A report from the Intergovernmental Panel on Climate Change, compiled by hundreds of scientists from around the world, has warned that the damage that was previously thought to be caused by a rise in average temperatures by 2 degrees will come much sooner at the 1.5-degree mark.

This dire warning has provoked calls for efforts to limit warming to 1.5 degrees.

This would require countries to step up their efforts to reduce planet-warming emissions to net zero around 2050.

During the U.N. Climate Change Summit in September, many countries pledged to raise their emissions-control targets.

While these new, more ambitious emissions-slashing pledges came mostly from small island nations and developing countries, they nevertheless signal growing global momentum for stronger action against greenhouse emissions.

Whether the international community can commit itself to the tougher target of avoiding 1.5 degrees of warming depends on the actions taken by leading emitters.

Regrettably, however, China, the largest polluter, and India, the third-largest emitter, are showing little willingness to embrace higher emissions targets. The United States, second on the list, has even invoked the accord’s formal withdrawal mechanism, a process leading to an official exit in November 2020.

These major powers need to take a fresh, hard look at the fact that they and other members of the Group of 20 account for some 80 percent of global emissions of heat-trapping gases. The top polluters are obliged to lead the international battle against global warming.

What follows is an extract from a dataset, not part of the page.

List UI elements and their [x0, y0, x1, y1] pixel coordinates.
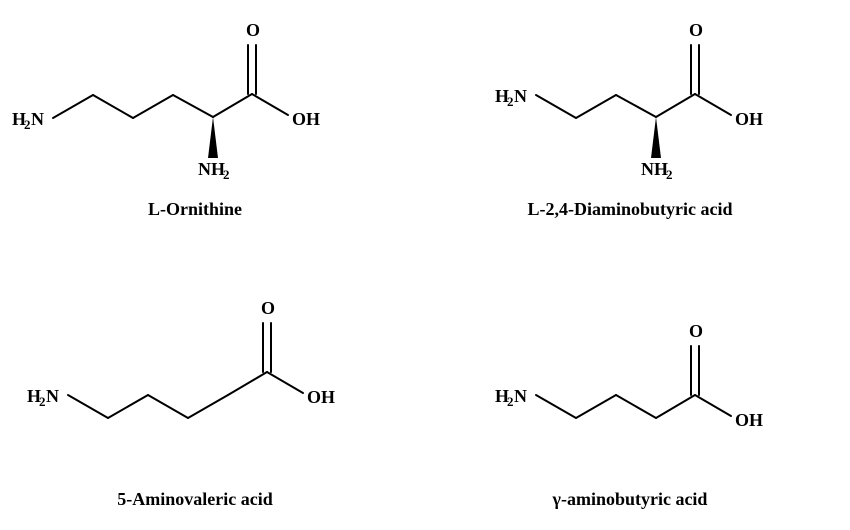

Japan, the fifth-largest emitter, is also heavily responsible for the future of the planet.

A growing number of local governments and companies in Japan are taking steps to reduce their carbon footprints. But the central government’s pledge to reduce Japan’s emissions to net zero at the earliest possible date in the second half of this century is not much of a target.

No matter how eloquently Environment Minister Shinjiro Koizumi may talk about Japan’s environment policy at COP25, Tokyo’s seemingly half-hearted pledge will leave many countries doubting whether Japan really understands the urgency of the problem.

If the government cannot announce a new more ambitious emissions target immediately, it should at least declare its intention to raise its commitment level in the near future.

Especially important for Japan is a decision to wean itself from coal-burning thermal power generation. At a time when an increasing number of nations are moving toward ending the use of coal, Japan is the only Group of Seven country that continues building new coal power plants.

A country’s vow to reduce its carbon emissions to net zero sounds hollow if it remains dependent on coal. Japan has no choice but to start moving toward ending the burning of coal if it is really serious about building a carbon-free future for itself.